En lien avec l'Institut Catholique de Paris et la Conférence des Évêques de France

La communauté croyante se construit

Publié le Mercredi 15 avril 2020


Jan Van Eyck ( vers 1390- 1441) et/ou Huvert Van Eyck, s trois femmes au tombeau, vers 1425-1435, musée Boijmans Van Beuningen, Rotterdam, Pays Bas

Jan Van Eyck et son frère Hubert Van Eyck sont des peintres néerlandais du 15e siècle. Ils sont connus pour avoir coopérés dans des oeuvres telles que le célèbre retable de L’Agneau mystique de Gand.

Ses œuvres sont réputées pour être lues à plusieurs niveaux, tout comme l’exégèse biblique se faisait à son époque : littéral, allégorique, allusif et mystique, comme on peut le faire dans la lectio divina (lecture approfondie d’un texte biblique amenant à la méditation pour la vie quotidienne), prière en dialogue avec Dieu et la contemplation pour être attentif à la présence de Jésus.

Sa technique de peinture à l’huile lui a permis de représenter la nature avec grand réalisme et avec grande netteté.

La Vierge Marie, Marie Madeleine et Marie Salomé pleurent sur le lieu de la mise au tombeau du Christ. Au-dessus d’elle une colline de roches déchiquetées. De l’autre côté du tombeau, des soldats portent des armes, l’un est endormi. L’ange au centre, au bout d’un chemin, les mains levées annonce l’incroyable nouvelle. Au fond une ville importante qui doit représenter Jérusalem, on reconnaît des bâtiments remarquables. Le ciel au-dessus de la ville contient une volée d’oiseaux : propagent -ils la nouvelle du Christ ressuscité ?



Le texte biblique

 Vite, elles quittèrent le tombeau, remplies à la fois de crainte et d’une grande joie, et elles coururent porter la nouvelle à ses disciples.

Et voici que Jésus vint à leur rencontre et leur dit : « Je vous salue. » Elles s’approchèrent, lui saisirent les pieds et se prosternèrent devant lui.

 Alors Jésus leur dit : « Soyez sans crainte, allez annoncer à mes frères qu’ils doivent se rendre en Galilée : c’est là qu’ils me verront. »

 Tandis qu’elles étaient en chemin, quelques-uns des gardes allèrent en ville annoncer aux grands prêtres tout ce qui s’était passé.

 Ceux-ci, après s’être réunis avec les anciens et avoir tenu conseil, donnèrent aux soldats une forte somme

 en disant : « Voici ce que vous direz : “Ses disciples sont venus voler le corps, la nuit pendant que nous dormions.”

 Et si tout cela vient aux oreilles du gouverneur, nous lui expliquerons la chose, et nous vous éviterons tout ennui. »

Les soldats prirent l’argent et suivirent les instructions.

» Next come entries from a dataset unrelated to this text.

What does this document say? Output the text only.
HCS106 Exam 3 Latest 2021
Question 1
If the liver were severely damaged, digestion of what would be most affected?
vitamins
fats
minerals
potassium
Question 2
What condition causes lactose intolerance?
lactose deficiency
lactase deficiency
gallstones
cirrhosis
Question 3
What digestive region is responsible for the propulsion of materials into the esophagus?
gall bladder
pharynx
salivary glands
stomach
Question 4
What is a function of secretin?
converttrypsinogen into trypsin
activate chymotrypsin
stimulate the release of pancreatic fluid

Et cette explication s’est propagée chez les Juifs jusqu’à aujourd’hui.

Mt 28,8-15



Commentaires

Les femmes venues là où on avait enseveli Jésus trouvent le tombeau vide. L’ange leur annonce que Jésus est ressuscité. Il les envoie en mission pour annoncer l’incroyable nouvelle aux disciples, elles doivent se rendre en Galilée, là où le Ressuscité les précède.

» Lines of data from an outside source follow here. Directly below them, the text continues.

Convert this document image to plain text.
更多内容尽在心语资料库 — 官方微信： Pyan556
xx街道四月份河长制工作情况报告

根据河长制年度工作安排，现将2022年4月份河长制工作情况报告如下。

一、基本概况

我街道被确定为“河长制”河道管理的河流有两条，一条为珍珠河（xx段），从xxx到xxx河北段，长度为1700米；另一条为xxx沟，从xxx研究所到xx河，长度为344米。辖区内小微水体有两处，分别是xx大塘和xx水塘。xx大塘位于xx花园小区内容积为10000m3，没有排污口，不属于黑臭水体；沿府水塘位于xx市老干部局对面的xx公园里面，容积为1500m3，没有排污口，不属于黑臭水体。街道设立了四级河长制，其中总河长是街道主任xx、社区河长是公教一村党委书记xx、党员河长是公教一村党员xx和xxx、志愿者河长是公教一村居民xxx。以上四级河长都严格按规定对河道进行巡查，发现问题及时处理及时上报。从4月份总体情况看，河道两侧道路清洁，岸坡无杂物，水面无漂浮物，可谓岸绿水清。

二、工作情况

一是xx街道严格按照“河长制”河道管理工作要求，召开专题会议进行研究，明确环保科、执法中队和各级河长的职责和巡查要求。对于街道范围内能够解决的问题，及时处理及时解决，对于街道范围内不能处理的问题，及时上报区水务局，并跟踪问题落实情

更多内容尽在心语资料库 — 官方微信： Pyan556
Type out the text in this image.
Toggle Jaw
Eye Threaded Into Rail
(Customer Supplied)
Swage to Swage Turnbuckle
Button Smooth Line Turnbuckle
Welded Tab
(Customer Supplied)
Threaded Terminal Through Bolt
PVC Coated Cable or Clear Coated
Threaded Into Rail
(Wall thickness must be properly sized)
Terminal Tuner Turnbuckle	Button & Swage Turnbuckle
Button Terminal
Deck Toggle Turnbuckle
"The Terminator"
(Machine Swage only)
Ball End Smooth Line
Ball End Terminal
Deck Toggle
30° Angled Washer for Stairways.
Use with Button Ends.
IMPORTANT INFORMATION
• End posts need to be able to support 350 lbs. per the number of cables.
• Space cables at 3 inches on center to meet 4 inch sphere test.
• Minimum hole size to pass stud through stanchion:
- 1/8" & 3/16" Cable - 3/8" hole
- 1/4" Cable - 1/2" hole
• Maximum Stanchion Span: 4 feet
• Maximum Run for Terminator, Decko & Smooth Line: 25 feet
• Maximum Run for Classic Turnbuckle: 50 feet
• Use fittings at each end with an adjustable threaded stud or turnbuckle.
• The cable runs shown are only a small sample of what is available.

L’ ange a demandé d’agir vite… et elles courent, toutes joyeuses ; on se rappelle comment les mages étaient joyeux de retrouver l’étoile, comment était joyeux l’homme qui a retrouvé son trésor… Elles ont hâte de partager la nouvelle, leur foi . C’est par ces humbles femmes que les disciples vont trouver le chemin de leur propre foi.

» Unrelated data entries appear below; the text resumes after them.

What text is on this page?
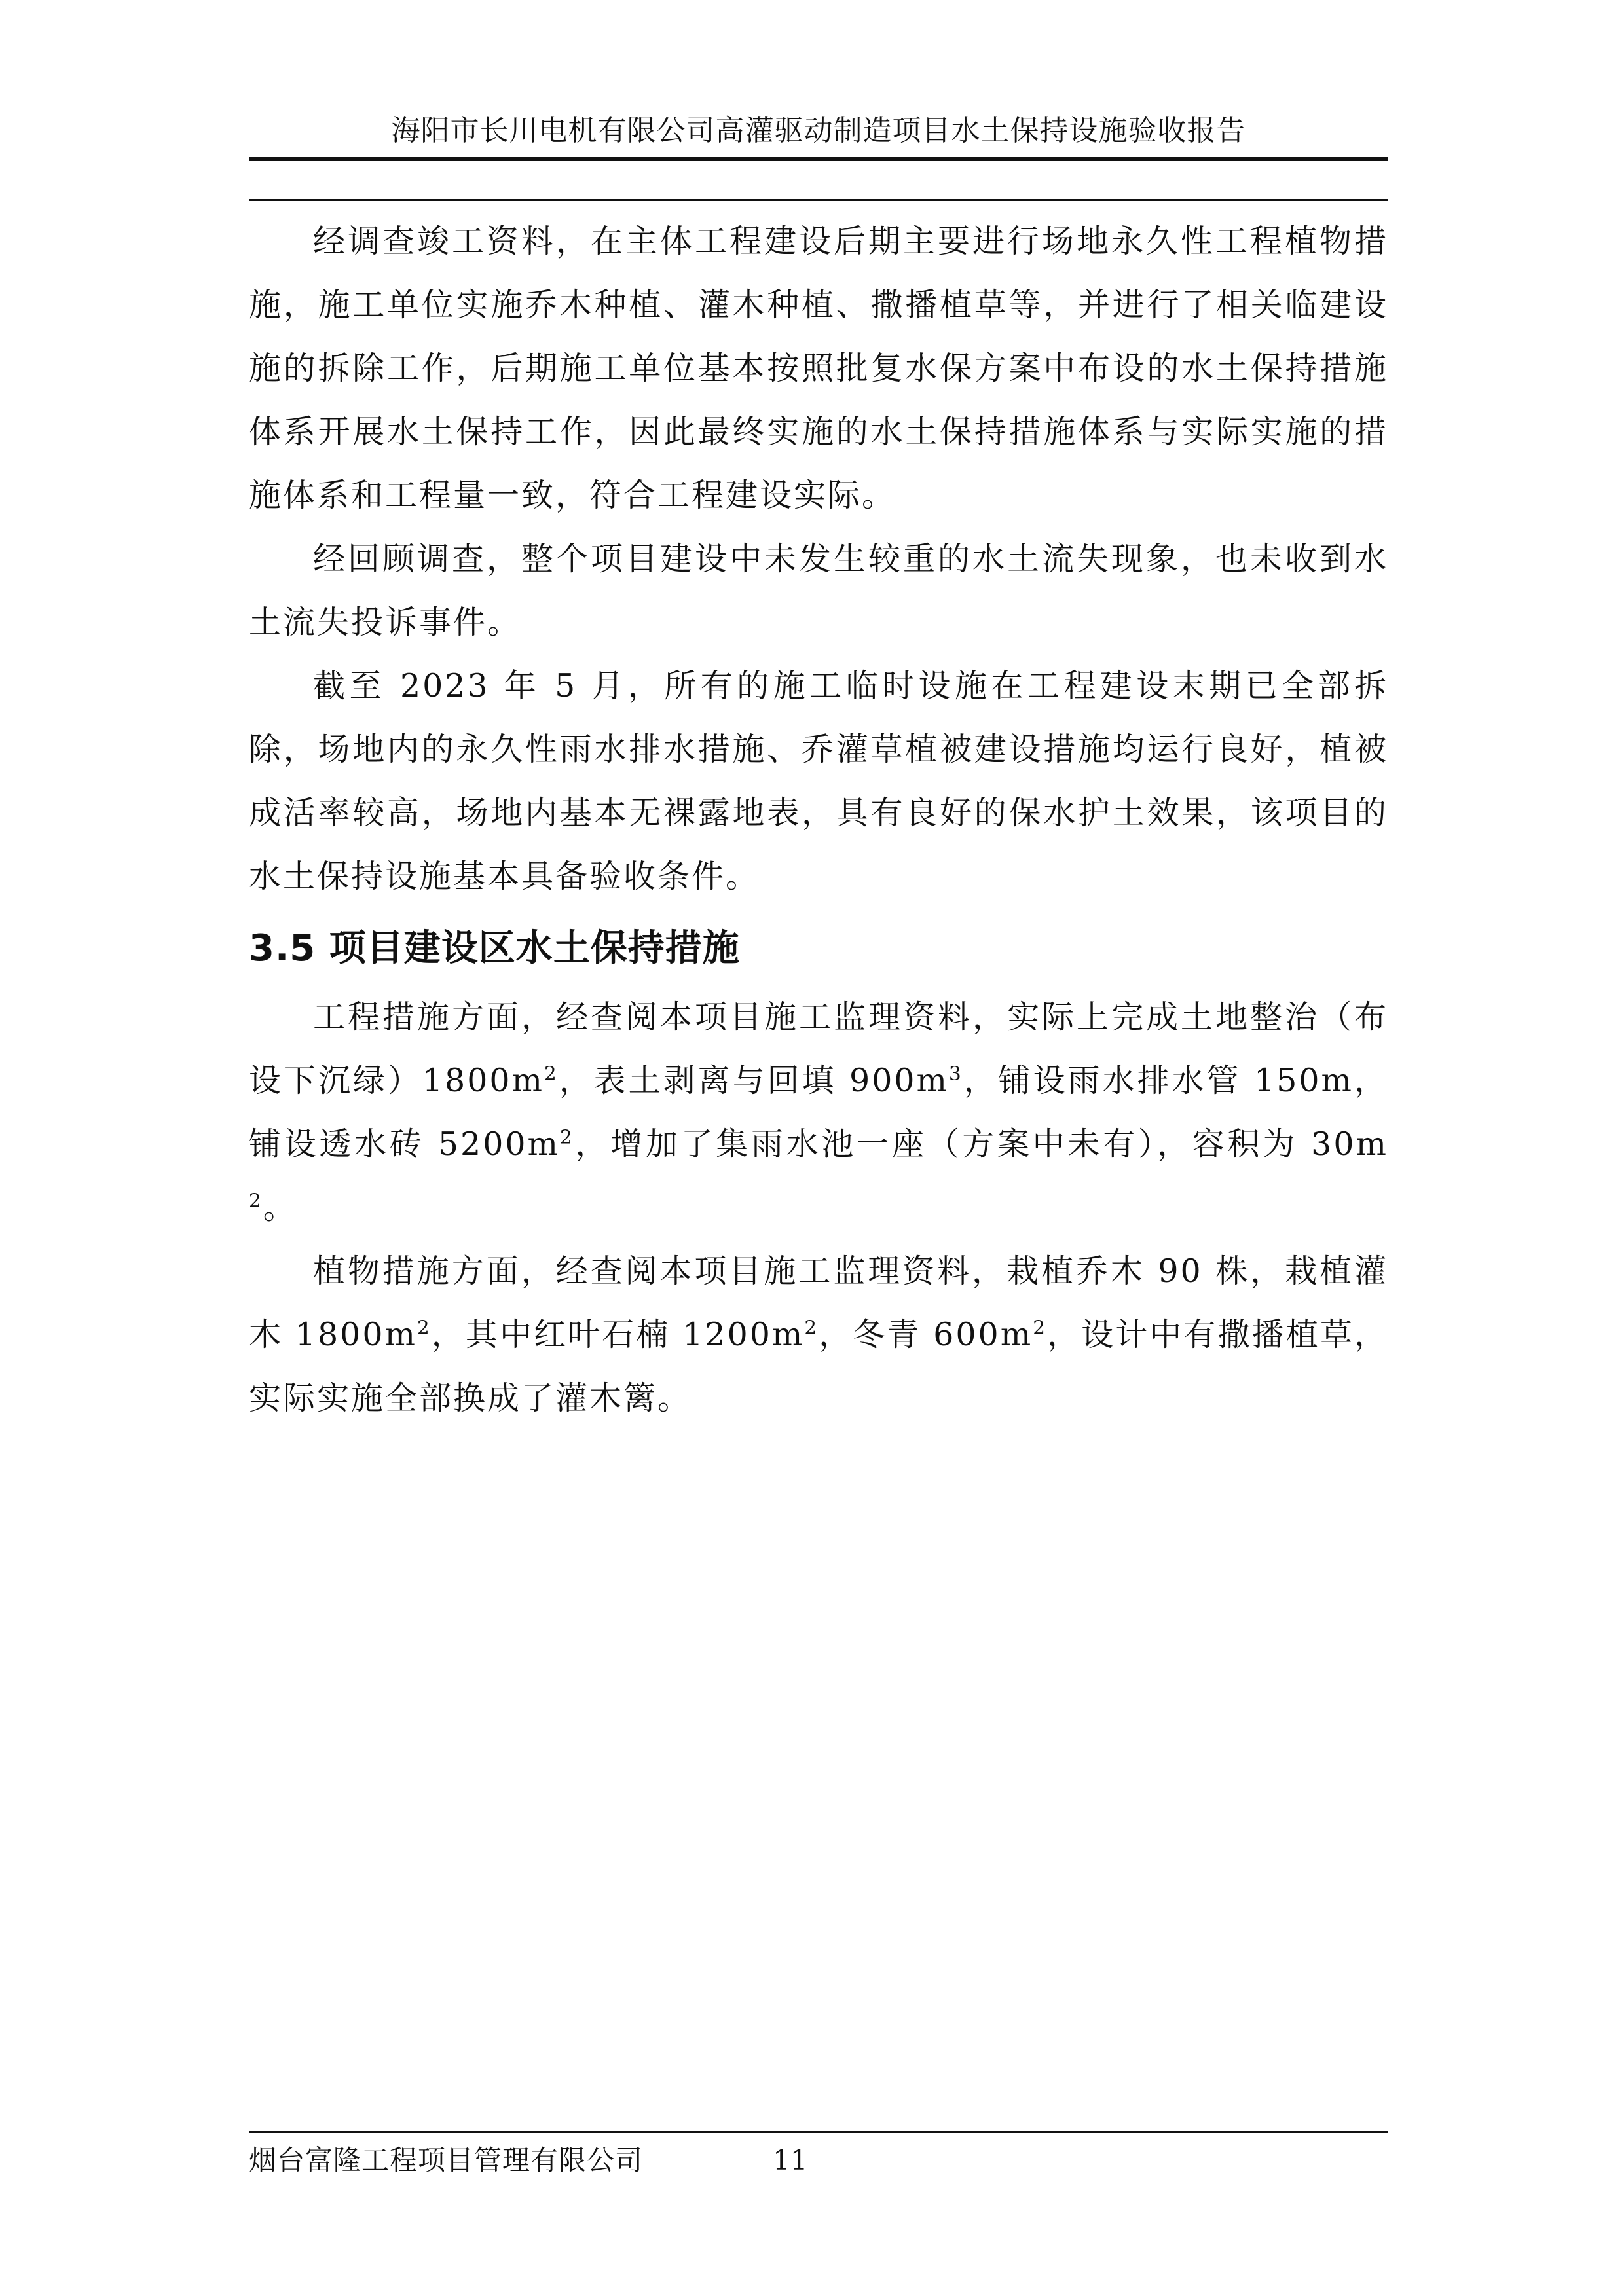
海阳市长川电机有限公司高灌驱动制造项目水土保持设施验收报告

经调查竣工资料，在主体工程建设后期主要进行场地永久性工程植物措施，施工单位实施乔木种植、灌木种植、撒播植草等，并进行了相关临建设施的拆除工作，后期施工单位基本按照批复水保方案中布设的水土保持措施体系开展水土保持工作，因此最终实施的水土保持措施体系与实际实施的措施体系和工程量一致，符合工程建设实际。

经回顾调查，整个项目建设中未发生较重的水土流失现象，也未收到水土流失投诉事件。

截至 2023 年 5 月，所有的施工临时设施在工程建设末期已全部拆除，场地内的永久性雨水排水措施、乔灌草植被建设措施均运行良好，植被成活率较高，场地内基本无裸露地表，具有良好的保水护土效果，该项目的水土保持设施基本具备验收条件。

3.5 项目建设区水土保持措施

工程措施方面，经查阅本项目施工监理资料，实际上完成土地整治（布设下沉绿）$1800m^2$，表土剥离与回填 $900m^3$，铺设雨水排水管 150m，铺设透水砖 $5200m^2$，增加了集雨水池一座（方案中未有），容积为 $30m^2$。

植物措施方面，经查阅本项目施工监理资料，栽植乔木 90 株，栽植灌木 $1800m^2$，其中红叶石楠 $1200m^2$，冬青 $600m^2$，设计中有撒播植草，实际实施全部换成了灌木篱。

烟台富隆工程项目管理有限公司	11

Et voilà que Jésus lui-même se manifeste à elles : il vient à leur rencontre, aux abords du tombeau. Elles s’approchent, se prosternent, lui saisissent les pieds. Elles ne cherchent pas à le retenir, mais désirent constater qu’il est bien vivant.

Jésus veut se manifester à tous et envoie les femmes en mission : « Allez annoncer à mes frères » ! Elles les trouveront en Galilée là où ils furent appelés autrefois. Il s’agit de reconstituer le tissu fraternel de la foi.

Les femmes partent. Alors les gardes du tombeau reviennent à la ville, à Jérusalem. Ils font leur rapport. Mais les membres du Sanhédrin ne veulent pas ébruiter la nouvelle et achètent le silence des gardiens à prix fort : ils leurs demandent de répandre la rumeur d’un rapt du corps de Jésus, en promettant de les couvrir en cas d’ennui avec l’autorité romaine.

Les Juifs avaient été scandalisés par la mort d’un Messie crucifié, ils refusent d’adhérer au Christ ressuscité. Croire en Jésus ressuscité ne relève pas de la vue d’un phénomène extraordinaire, mais de la libre décision des cœurs : ainsi la communauté croyante se construit.